Address review comments.

lib/Target/AMDGPU/Utils/AMDGPUBaseInfo.cpp
211–233 ↗(On Diff #87740)

I do not think so. getMinNumSGPRs is used to bump up granulated sgpr count in pgm rsrc1 register to match maximum number of requested waves per execution unit.

243 ↗(On Diff #87740)

It should. But it depends on trap handler subtarget feature from D26010, which has not landed yet.

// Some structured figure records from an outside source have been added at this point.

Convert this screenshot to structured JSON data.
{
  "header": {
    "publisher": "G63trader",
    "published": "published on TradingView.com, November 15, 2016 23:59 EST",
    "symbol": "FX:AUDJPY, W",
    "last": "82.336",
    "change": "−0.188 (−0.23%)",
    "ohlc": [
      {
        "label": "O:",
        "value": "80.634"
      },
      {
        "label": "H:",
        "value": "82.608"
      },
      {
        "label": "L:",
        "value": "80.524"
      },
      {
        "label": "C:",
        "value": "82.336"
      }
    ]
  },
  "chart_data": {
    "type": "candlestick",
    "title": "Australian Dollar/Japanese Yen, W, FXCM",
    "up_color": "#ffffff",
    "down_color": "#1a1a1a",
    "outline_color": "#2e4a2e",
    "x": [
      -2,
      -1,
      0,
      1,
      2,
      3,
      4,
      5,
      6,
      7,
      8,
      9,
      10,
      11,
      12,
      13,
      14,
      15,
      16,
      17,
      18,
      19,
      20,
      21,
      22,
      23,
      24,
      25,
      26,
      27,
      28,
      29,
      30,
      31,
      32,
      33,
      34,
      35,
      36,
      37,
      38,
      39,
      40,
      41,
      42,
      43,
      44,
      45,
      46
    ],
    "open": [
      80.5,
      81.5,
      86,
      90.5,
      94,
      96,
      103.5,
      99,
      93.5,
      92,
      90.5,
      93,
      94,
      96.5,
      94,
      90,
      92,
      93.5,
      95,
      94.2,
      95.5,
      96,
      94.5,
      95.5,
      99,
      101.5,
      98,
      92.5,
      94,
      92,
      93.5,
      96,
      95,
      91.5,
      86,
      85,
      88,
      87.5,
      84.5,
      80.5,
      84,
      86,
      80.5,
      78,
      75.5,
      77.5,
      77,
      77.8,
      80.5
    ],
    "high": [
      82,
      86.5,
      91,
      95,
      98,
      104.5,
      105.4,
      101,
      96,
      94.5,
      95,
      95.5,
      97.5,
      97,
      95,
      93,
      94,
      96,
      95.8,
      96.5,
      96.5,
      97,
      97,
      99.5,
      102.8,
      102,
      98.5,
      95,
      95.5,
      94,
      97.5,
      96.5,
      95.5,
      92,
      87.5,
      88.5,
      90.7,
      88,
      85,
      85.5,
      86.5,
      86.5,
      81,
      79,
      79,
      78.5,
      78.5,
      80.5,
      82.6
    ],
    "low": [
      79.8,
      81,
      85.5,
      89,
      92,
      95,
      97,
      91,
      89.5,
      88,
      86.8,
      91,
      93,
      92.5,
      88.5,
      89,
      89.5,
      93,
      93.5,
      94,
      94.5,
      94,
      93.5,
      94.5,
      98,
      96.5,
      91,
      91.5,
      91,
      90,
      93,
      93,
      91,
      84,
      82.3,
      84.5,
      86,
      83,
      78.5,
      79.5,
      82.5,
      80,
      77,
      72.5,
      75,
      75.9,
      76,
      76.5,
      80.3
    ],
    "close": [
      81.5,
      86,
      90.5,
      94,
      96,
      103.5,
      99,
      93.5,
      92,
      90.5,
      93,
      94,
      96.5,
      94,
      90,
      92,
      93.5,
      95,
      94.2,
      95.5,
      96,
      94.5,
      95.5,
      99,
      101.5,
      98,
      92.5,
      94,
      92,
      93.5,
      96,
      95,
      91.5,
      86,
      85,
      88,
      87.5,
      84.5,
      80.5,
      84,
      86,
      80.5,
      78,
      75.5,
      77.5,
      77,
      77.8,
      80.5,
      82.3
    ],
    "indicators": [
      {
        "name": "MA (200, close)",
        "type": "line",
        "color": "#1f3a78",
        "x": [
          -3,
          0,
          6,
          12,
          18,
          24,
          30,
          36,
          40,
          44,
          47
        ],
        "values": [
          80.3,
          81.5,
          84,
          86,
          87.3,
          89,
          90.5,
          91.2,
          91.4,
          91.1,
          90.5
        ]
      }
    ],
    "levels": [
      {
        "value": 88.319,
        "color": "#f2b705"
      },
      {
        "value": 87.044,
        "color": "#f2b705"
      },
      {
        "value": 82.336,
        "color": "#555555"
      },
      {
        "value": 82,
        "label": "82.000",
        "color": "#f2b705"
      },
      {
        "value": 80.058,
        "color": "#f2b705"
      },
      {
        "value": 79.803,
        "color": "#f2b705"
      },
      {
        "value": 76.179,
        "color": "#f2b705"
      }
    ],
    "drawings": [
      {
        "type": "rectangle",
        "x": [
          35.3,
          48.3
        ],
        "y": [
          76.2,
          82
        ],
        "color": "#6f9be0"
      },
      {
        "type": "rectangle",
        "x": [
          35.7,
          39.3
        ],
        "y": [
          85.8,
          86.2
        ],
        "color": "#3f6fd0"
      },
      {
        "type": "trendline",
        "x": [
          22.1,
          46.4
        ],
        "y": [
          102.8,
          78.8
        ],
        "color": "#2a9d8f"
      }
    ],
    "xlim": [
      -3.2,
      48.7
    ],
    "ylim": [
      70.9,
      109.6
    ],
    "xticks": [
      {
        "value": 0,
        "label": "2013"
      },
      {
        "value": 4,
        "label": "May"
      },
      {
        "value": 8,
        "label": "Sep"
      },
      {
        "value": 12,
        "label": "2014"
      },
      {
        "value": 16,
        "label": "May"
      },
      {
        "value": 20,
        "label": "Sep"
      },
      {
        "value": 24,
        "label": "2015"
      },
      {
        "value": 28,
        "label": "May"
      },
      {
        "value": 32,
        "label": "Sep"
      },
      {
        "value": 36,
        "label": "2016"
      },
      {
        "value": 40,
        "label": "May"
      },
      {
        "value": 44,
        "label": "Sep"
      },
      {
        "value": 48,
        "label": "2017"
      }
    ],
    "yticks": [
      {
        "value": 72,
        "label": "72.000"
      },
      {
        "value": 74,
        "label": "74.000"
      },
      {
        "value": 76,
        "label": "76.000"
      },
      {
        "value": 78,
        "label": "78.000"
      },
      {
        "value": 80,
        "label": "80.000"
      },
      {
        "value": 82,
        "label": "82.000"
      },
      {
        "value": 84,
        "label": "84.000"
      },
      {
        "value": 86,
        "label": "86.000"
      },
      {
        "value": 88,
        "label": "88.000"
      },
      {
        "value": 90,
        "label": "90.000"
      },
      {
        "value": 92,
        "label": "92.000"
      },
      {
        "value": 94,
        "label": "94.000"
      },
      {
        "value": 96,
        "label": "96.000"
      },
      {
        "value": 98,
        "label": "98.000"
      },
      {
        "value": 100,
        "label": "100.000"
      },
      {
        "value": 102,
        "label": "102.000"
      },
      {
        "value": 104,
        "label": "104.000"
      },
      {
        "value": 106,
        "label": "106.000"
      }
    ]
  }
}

tony-tye added inline comments.Feb 9 2017, 12:08 AM
lib/Target/AMDGPU/Utils/AMDGPUBaseInfo.cpp
211–233 ↗(On Diff #87740)

Right, but the value required to achieve that is based on determining how many registers the kernel must use. That value is reduced if there is a trap handler as the hardware will automatically allocate registers for the trap handler. It would also seem better if the hardcoded numbers here were replaced by the calculation that produces them which can then use the already existing target specific constants. If future hardware changes those limits then the calculation will still be correct.

tony-tye added inline comments.Feb 9 2017, 12:38 AM
lib/Target/AMDGPU/Utils/AMDGPUBaseInfo.cpp
211–233 ↗(On Diff #87740)

Sorry, missed that the function was updated with the calculation. So ignore that part: of the comment-)

kzhuravl updated this revision to Diff 87868.Feb 9 2017, 1:38 PM
tony-tye accepted this revision.Feb 9 2017, 1:42 PM

LGTM

This revision was automatically updated to reflect the committed changes.